Столь внезапный и грубый переход на «ты» со стороны пойманной мною дезертирши (ведь она должна была дежурить возле Марины всю ночь!) говорил о том, что разозлилась она страшно.
– Лично мне – никакого, – сказала я, отвечая на ее вопрос. – Но стоило бы кого-нибудь предупредить о том, что ты больше не хочешь работать! И уйти по-человечески – завтра утром, а не бросать Марину посреди ночи.
– Что ты понимаешь? – Зоя вырвалась из моей хватки и подняла с пола свои вещи. Выпрямившись, она зыркнула на меня чересчур близко посаженными глазами и взялась за дверную ручку: – Пусти!
– Да пожалуйста! – Я отошла от нее и снова уселась на свой диванчик. Зоя замерла, повернувшись ко мне спиной и так и не отпустив ручку двери.
И все-таки она вернулась. Потопталась у двери с полминуты, нагнулась, аккуратно посадила у стены медведя и нерешительно приблизилась ко мне:
– Послушай… Ты только не сердись. Мне очень, правда, очень нужно уйти – но ненадолго! Через час я вернусь, честное слово. Но только надо, чтобы об этом никто не знал, иначе меня прогонят! А Марина… то есть ее мама, хорошо мне платит. Я не могу потерять такую работу!
Я молчала.
– Ну правда, послушай… тебя как зовут, я забыла? Хорошо, неважно. Я вернусь через час. Ты никому не скажешь?
– Не знаю, – разжала я губы. – Все зависит от того, куда ты направляешься. Может, ты прохожих по ночам грабишь на большой дороге – откуда я знаю?
– Нет, – испуганно отреклась Зоя от уголовной статьи. – Я не на большую дорогу, я домой, к Славику…
– Что за Славик?
– Да сын он мой!
Постоянно оглядываясь по сторонам, не идет ли кто-нибудь из старшего персонала, долгоносенькая Зоя торопливо прошептала мне свою «страшную» тайну. Оказывается, она жила в двух шагах от больницы и была матерью-одиночкой. Ее трехлетний Славик был, по Зоиным словам, совершенно самостоятельным мужчиной. Когда матери выпадала такая желанная подработка вроде ночных дежурств с больными, он безропотно проводил время с бабушкой, сам, ровно в девять вечера, ложился спать, но материнское сердце не выдерживало, и в тихие часы ночных дежурств Зоя тайно, на час-полтора, покидала больницу. Перебегала через дорогу и смотрела на спящего сына, лежавшего в кроватке. До сих пор никто, даже Марина, которая в это время ночи давно спала, не знал о ее побегах – я оказалась первой.

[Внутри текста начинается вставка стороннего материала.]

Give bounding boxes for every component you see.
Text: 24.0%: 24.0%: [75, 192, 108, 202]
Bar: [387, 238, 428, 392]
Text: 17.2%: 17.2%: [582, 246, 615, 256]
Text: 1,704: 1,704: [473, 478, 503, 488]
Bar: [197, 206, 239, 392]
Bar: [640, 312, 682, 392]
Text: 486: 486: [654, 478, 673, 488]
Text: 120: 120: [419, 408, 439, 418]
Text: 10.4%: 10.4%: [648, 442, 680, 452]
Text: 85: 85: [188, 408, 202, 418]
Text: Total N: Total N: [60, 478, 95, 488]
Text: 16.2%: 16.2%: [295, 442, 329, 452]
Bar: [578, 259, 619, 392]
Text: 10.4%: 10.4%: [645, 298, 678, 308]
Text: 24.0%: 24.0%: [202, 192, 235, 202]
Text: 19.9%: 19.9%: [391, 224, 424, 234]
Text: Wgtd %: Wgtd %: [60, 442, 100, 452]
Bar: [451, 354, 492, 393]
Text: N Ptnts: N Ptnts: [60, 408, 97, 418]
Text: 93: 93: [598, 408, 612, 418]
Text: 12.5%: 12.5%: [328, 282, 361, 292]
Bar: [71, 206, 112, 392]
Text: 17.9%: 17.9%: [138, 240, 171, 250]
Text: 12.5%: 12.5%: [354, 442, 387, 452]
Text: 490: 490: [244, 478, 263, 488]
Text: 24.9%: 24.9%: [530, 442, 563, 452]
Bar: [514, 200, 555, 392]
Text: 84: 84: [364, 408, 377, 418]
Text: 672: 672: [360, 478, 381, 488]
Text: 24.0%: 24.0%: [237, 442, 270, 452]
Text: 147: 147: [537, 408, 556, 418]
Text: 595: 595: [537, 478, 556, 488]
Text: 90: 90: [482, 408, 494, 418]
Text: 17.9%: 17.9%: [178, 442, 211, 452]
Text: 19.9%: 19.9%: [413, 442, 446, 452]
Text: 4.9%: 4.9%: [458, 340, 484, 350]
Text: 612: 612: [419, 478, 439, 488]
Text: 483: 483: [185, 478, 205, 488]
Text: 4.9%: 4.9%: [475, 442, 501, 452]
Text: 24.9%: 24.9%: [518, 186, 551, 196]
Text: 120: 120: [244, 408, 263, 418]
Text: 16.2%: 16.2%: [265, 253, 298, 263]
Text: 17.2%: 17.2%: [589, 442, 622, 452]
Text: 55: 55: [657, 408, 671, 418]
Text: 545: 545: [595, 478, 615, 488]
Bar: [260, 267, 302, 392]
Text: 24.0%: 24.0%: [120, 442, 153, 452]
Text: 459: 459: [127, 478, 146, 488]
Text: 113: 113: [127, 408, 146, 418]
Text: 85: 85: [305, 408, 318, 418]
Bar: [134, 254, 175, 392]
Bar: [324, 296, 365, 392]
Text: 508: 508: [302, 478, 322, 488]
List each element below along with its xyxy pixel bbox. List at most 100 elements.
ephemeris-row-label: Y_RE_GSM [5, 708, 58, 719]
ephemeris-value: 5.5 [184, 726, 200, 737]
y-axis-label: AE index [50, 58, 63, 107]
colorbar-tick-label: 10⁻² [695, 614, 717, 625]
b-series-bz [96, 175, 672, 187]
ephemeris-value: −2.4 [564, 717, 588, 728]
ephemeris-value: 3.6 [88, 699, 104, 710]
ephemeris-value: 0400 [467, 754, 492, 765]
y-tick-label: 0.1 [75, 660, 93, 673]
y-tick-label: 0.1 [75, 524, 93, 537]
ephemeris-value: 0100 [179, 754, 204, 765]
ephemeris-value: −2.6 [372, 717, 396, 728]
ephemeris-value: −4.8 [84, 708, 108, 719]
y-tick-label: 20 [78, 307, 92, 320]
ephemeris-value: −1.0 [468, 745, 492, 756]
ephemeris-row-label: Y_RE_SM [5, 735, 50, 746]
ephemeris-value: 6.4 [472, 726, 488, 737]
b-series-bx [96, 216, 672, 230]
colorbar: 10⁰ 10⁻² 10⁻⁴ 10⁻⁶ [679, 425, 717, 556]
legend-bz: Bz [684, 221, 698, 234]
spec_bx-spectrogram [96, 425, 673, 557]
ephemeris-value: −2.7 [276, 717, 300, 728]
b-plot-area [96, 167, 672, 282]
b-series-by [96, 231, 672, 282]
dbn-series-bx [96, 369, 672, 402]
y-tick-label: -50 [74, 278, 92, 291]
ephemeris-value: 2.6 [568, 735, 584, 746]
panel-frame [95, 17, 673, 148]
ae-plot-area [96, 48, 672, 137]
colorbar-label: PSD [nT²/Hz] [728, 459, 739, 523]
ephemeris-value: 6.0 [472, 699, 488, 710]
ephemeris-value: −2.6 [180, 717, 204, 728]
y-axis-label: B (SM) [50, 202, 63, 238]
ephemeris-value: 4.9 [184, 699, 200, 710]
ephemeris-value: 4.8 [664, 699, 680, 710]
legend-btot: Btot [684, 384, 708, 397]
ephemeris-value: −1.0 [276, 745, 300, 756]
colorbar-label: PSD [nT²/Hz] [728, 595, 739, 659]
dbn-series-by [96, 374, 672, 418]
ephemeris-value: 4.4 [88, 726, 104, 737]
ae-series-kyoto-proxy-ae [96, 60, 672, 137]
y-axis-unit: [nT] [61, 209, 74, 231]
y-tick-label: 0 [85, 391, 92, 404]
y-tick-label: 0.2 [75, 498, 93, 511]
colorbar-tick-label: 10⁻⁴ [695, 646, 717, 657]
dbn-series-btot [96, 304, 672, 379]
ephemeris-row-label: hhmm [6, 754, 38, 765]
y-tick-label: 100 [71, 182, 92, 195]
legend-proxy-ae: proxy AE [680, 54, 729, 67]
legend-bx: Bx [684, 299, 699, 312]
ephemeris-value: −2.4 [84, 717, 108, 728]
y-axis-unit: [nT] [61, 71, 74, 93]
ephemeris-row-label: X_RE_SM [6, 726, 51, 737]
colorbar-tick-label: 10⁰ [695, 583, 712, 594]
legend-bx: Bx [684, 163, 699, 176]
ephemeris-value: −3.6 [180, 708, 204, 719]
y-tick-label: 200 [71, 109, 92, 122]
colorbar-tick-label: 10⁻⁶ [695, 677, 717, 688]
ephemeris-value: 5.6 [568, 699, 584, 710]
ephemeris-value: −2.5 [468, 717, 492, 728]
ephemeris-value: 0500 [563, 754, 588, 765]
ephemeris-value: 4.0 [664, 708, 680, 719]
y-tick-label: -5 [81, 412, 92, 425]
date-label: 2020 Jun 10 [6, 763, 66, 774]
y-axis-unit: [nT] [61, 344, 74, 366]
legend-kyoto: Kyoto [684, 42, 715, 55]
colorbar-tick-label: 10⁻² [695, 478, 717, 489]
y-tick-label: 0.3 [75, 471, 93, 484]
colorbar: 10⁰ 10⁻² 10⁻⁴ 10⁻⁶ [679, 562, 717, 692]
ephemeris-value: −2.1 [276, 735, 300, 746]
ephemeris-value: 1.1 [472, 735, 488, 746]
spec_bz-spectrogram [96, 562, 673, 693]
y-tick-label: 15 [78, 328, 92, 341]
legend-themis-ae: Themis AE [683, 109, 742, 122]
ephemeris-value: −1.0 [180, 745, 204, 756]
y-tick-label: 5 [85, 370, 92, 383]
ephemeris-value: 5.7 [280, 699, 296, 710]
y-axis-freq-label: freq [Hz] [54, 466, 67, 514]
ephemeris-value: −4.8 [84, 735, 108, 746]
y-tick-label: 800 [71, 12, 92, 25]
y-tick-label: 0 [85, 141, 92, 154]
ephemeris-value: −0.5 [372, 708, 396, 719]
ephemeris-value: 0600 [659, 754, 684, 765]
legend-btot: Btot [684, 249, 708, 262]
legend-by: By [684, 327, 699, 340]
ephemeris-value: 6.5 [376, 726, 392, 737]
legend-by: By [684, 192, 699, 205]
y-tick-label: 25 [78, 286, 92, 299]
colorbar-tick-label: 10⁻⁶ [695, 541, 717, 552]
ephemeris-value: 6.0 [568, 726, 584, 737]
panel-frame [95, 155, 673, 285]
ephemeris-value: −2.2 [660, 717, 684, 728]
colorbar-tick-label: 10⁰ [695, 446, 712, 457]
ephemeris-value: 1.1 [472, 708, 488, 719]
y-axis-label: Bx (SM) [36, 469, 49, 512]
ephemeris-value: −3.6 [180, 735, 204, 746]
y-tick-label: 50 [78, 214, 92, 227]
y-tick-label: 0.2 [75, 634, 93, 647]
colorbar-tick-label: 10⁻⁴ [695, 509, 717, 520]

– Не могу я целый день его не видеть, – сказала девушка, шмыгнув носиком и выгнув бесцветные брови. – Понимаешь?
Своего Славика у меня не было, но Зою я готова была понять.
– А почему же ты тогда на такой работе?
– Потому что состоятельные больные платят хорошо! Знаешь, какие гроши медсестры получают? На одну зарплату мы бы с мамой и Славиком не протянули. Эти ночные подработки – спасение просто! Да и нечасто они выпадают-то. Раза два-три за год. Ну, я пойду, а?